# Is it possible to increase ride height?



## Rich+Cruze! (Apr 8, 2014)

It seems like every thread I see are people lowering their car. Is there any method possible to increase the ride height in the Cruze?

I'm a cheapskate so chances are I won't actually do any work. I am curious though, as when it comes to unmaintained roads (or snow if I ever see it again) I would like a bit more ground clearance.


----------



## XtremeRevolution (Jan 19, 2012)

There are some rubber spring puck spacers you can get at the auto store. I have them in my rear springs since the audio system adds a bit of weight and I regularly have a trunk full of oil. It raised the rear about 1/4" empty but keeps it from sagging as much under heavier loads.


----------



## spacedout (Dec 7, 2010)

Only way your going to significantly increase the ground clearance is to trade your cruze from something else. This is actually part of the reason I'm considering trading for a new chevy colorado 2.5L, though I would HATE the loss of MPG.


----------



## Rich+Cruze! (Apr 8, 2014)

spacedout said:


> Only way your going to significantly increase the ground clearance is to trade your cruze from something else. This is actually part of the reason I'm considering trading for a new chevy colorado 2.5L, though I would HATE the loss of MPG.

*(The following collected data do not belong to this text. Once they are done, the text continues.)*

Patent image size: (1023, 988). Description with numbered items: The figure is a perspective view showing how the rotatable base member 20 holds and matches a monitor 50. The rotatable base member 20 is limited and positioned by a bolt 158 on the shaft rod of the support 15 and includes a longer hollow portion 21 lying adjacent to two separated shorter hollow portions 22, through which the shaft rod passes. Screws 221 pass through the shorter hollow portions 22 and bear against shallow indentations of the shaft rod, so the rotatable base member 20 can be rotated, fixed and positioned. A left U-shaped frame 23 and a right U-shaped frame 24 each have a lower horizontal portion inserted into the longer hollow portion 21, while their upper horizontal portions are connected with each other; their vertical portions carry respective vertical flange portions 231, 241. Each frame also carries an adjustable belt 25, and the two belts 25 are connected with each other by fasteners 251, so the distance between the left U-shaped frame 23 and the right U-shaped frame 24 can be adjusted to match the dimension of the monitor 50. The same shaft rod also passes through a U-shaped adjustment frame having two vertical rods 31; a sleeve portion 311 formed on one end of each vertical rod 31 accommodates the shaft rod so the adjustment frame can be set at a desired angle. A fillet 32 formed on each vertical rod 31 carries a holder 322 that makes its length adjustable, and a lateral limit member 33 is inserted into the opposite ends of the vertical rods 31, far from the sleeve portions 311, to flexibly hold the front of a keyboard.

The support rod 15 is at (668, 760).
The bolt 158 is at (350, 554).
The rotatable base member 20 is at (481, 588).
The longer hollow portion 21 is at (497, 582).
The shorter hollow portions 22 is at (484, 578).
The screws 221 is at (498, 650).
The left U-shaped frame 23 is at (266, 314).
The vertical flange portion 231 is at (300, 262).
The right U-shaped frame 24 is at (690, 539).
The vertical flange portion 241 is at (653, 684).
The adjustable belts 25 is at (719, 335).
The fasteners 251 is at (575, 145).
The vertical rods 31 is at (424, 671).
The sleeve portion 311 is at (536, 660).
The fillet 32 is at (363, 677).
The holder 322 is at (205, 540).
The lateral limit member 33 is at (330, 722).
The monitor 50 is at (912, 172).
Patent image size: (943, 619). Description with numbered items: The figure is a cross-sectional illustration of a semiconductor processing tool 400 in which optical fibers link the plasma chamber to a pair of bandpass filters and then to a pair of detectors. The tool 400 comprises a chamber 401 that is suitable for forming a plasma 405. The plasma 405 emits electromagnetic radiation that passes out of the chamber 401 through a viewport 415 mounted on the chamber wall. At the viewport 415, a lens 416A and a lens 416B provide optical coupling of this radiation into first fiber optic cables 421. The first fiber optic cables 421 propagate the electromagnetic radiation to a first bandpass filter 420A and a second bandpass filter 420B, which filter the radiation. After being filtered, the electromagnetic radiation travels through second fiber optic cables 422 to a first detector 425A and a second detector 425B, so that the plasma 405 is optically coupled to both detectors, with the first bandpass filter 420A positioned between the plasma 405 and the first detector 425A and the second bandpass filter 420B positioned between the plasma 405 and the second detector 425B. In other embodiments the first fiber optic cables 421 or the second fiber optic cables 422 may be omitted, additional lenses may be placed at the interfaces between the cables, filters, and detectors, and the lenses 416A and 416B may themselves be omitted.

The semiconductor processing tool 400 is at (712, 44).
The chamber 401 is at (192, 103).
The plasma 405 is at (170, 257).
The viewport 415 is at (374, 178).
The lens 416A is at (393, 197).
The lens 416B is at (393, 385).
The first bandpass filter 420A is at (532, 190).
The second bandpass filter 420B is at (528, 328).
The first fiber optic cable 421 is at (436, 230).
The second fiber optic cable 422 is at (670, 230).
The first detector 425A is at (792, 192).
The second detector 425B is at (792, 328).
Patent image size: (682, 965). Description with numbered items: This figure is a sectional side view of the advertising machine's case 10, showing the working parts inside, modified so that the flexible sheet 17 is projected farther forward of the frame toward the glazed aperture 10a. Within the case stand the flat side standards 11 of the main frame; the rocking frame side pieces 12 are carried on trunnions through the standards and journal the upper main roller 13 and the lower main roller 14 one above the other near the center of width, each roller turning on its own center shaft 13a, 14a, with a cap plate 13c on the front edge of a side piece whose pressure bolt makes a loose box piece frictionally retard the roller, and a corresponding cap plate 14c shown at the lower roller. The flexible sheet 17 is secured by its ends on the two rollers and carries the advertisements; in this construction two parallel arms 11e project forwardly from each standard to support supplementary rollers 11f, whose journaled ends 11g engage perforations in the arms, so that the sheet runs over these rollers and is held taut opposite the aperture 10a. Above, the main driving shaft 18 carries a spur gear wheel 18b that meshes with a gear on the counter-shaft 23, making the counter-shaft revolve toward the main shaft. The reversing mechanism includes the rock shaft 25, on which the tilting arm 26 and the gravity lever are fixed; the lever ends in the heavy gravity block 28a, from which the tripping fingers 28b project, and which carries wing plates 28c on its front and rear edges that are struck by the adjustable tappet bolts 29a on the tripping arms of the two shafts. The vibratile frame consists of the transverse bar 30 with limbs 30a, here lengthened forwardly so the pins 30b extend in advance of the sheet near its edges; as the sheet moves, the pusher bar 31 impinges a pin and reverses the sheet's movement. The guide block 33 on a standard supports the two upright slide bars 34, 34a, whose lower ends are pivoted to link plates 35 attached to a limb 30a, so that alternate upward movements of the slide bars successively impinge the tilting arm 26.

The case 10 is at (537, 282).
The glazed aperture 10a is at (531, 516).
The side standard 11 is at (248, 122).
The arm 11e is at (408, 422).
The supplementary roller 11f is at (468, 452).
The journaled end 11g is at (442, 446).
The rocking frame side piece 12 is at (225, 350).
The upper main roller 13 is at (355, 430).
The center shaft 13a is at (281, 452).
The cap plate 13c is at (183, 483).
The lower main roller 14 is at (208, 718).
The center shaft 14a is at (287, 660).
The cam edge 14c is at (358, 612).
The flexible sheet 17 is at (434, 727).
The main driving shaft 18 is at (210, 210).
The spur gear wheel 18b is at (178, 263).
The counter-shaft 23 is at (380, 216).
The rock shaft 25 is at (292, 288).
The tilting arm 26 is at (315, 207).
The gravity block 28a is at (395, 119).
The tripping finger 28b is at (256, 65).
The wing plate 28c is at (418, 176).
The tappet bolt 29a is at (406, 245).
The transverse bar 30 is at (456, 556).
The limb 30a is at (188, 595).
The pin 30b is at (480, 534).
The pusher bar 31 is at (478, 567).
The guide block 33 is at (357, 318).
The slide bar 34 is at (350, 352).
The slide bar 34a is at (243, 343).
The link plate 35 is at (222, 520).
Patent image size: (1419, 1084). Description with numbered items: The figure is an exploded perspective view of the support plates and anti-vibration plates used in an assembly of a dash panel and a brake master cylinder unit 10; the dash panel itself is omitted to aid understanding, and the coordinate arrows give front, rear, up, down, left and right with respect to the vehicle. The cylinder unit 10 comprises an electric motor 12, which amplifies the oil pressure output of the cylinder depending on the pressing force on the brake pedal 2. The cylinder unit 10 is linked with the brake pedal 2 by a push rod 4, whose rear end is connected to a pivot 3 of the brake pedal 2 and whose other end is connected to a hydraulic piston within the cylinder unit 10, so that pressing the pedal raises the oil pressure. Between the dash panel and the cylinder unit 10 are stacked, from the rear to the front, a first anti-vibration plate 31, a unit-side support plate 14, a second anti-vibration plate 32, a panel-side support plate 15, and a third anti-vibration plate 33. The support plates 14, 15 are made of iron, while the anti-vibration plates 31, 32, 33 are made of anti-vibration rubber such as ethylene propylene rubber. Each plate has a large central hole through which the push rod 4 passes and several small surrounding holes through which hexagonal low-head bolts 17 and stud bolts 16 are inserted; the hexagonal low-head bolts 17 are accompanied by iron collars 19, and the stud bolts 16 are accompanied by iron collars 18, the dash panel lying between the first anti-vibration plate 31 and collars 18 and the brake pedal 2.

That is what I figured, and if I had room for a second car I would buy something very used just for camping.


----------



## Aussie (Sep 16, 2012)

Go speak to your local spring specialist as I have seen cars raised in country areas in Australia. Years ago Holden used to have an optional "country pack" available when the car was ordered and it would come from the factory already raised.


----------



## Merc6 (Jun 8, 2013)

I take it the encore/trax stuff would only work on possibly the sonic.


----------



## hificruzer226 (Mar 27, 2013)

You can also go with a bigger series tire but for all intents and purposes xtreme's method would be ideal for what you are asking. the real question is are you trying to increase ground clearance? Body or suspension would be the focus from there like in 4x4.


----------